People who manage investment portfolios of the rich are increasingly pitching for a model where they are only paid for the profits they make.

Investors typically pay portfolio management services (PMS) providers an annual fixed fee of around 2 per cent of the money they manage. They also pay them a share of the profits made. This is usually around 20 per cent of gains above a certain threshold. This ‘two and 20’ model is giving way to a ‘zero and 20’ model, according to industry experts.

“We are increasingly seeing a trend wherein a service provider is willing to forgo fixed fees and agree to only ‘profit-share’. Essentially, the investor has to pay only when the returns are above the hurdle rate. Under this, there is onus on the fund manager to generate returns,” said Roopali Prabhu, director-head of investment products, Sanctum Wealth Management.

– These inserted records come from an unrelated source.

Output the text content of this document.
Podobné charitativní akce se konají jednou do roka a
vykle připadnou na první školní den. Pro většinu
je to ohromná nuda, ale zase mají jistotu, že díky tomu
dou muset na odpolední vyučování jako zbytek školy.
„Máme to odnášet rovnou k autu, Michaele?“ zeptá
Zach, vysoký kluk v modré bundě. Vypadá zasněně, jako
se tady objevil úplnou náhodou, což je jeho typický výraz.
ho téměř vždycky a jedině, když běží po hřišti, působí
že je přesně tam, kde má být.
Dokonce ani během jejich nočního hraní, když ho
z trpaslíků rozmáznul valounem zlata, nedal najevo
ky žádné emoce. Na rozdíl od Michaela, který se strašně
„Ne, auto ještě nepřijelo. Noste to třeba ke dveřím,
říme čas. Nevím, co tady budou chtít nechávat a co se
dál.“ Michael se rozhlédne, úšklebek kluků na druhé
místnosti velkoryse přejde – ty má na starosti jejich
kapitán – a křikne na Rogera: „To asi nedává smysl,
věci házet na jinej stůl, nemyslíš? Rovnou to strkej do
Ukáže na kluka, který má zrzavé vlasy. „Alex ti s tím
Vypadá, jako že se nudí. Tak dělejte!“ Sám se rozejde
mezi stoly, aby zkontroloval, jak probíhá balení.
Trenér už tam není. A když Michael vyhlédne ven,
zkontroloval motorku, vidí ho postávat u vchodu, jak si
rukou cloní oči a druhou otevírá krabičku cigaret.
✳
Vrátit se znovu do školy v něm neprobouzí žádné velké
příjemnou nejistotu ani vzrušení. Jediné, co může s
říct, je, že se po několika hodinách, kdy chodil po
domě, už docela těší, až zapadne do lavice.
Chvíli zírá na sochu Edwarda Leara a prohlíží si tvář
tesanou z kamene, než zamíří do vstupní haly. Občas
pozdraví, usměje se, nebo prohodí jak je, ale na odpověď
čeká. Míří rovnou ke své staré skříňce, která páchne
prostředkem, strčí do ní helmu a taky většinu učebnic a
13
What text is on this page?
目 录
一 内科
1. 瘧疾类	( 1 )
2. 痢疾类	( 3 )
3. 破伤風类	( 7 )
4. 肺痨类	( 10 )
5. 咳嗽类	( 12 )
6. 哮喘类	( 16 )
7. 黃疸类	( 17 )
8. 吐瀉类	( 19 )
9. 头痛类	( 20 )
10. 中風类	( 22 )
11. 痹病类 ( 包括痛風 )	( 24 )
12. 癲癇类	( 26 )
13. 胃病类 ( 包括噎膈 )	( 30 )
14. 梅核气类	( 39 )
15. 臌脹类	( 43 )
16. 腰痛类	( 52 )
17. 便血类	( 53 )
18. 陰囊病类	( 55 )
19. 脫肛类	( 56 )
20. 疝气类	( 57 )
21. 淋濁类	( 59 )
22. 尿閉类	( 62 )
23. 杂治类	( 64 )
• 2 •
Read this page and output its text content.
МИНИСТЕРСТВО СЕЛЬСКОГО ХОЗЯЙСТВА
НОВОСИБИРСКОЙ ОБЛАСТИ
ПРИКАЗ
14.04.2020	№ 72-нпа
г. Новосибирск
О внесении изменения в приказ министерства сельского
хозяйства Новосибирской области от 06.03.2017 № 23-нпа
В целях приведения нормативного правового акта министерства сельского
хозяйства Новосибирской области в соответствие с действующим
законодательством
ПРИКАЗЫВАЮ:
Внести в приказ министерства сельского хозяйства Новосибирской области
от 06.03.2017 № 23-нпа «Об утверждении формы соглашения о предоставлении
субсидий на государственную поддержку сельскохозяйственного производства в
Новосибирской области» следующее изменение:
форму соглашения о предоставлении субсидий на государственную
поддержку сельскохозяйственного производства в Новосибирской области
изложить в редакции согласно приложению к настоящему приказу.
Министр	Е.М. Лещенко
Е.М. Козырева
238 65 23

“We have recently launched a zero fixed fee model,” said Akhil Chaturvedi, associate director-head-sales and distribution at Motilal Oswal Asset Management Company — one of India’s largest PMS players.  He said the model, which is on a select distribution channel basis, was started three months ago. The idea was to encourage investors to not desist from investing in equities merely due to fees being levied in volatile times. Such investors would pay a certain percentage on profits on annual basis only when a certain basic hurdle on return is achieved, which in this case is 6 per cent.

Typically, the hurdle rate can vary between 6 per cent and 10 per cent, depending on different variable fee models. Others in the industry are also likely to see similar zero fixed fee models, said Chaturvedi.

Daniel G M, founder-director at industry tracker PMSBazaar, said the balance has shifted in favour of investors from portfolio managers. Regulatory changes, such as the introduction of a direct option, are also a tailwind. The emergence of a pay-only-for-profit model to challenge the fixed fee model will not be a temporary trend, as investors are now evaluating fees and not just the performance. “This will also co-exist,” he said.

The model has emerged during a period of regulatory change.

The Securities and Exchange Board of India recently doubled the minimum investment size to Rs 50 lakh. It also raised the net worth requirement from Rs 2 crore to Rs 5 crore.

A circular on recent changes also mentioned introducing a direct plan. This would mean investors can enter into a scheme without recourse to a distributor.

“Portfolio managers shall provide an option to clients to be on-boarded directly, without intermediation of persons engaged in distribution services. Portfolio managers shall prominently   disclose in their disclosure documents, marketing material and on their website, about the option for direct on– boarding,” said the circular dated February 13.

A large portion of the fixed fee in the first three years after an investor came on board often went to distributors, according to industry sources. The creation of a direct plan removes the need for high fixed fees. However, others also feel that given the limited presence and employee strength of these asset managers, a distribution network and appropriate fees may be necessary to garner assets.